Risulta palese, a tal proposito (e a margine di quanto detto), l’influsso della riflessione di Wilhem Dilthey sul pensiero dell’ancor giovane Jaspers. Riflessione che conduce ad un sostanziale superamento del “riduzionismo positivista”. In aperta rottura, infatti, con la concezione positivista (all’epoca dominante), Dilthey aveva già acutamente delineato l’impossibilità di una “scienza psicologica” fondata sui principi metodologici delle “Scienze-della-Natura” (Naturwissenschaften).

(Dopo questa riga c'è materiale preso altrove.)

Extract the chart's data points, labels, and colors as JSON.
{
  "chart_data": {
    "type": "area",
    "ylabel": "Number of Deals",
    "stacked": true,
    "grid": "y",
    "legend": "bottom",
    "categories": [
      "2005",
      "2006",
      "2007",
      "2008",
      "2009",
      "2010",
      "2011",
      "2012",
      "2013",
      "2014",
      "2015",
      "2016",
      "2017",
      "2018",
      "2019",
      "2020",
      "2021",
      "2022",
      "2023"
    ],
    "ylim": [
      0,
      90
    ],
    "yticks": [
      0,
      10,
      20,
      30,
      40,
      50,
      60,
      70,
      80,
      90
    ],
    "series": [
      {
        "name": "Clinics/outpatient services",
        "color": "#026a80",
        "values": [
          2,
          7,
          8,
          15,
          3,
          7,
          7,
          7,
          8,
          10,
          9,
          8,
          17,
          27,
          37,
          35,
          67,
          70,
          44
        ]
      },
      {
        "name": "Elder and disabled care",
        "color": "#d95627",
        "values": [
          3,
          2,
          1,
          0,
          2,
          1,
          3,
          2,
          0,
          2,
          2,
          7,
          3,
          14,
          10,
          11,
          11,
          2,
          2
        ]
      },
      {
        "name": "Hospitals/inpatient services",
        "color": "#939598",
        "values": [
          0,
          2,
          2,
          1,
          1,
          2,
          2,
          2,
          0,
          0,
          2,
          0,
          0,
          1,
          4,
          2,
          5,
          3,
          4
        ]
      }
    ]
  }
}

In altri termini, la Psicologia (e, con essa, la Psicopatologia e la Psichiatria), in quanto “scienze” che concernono l’uomo-nella-sua-peculiarità, sono da ricondurre alle “Scienze dello Spirito” (Geisteswissenschaften).

E la “scienza-dello-spirito” non può essere ricondotta alla “scienza-della-natura”, il cui modello esplicativo (incentrato sulla spiegazione dei “fenomeni”) si rivela del tutto inadeguato alla comprensione (autentica) della “vita psichica”.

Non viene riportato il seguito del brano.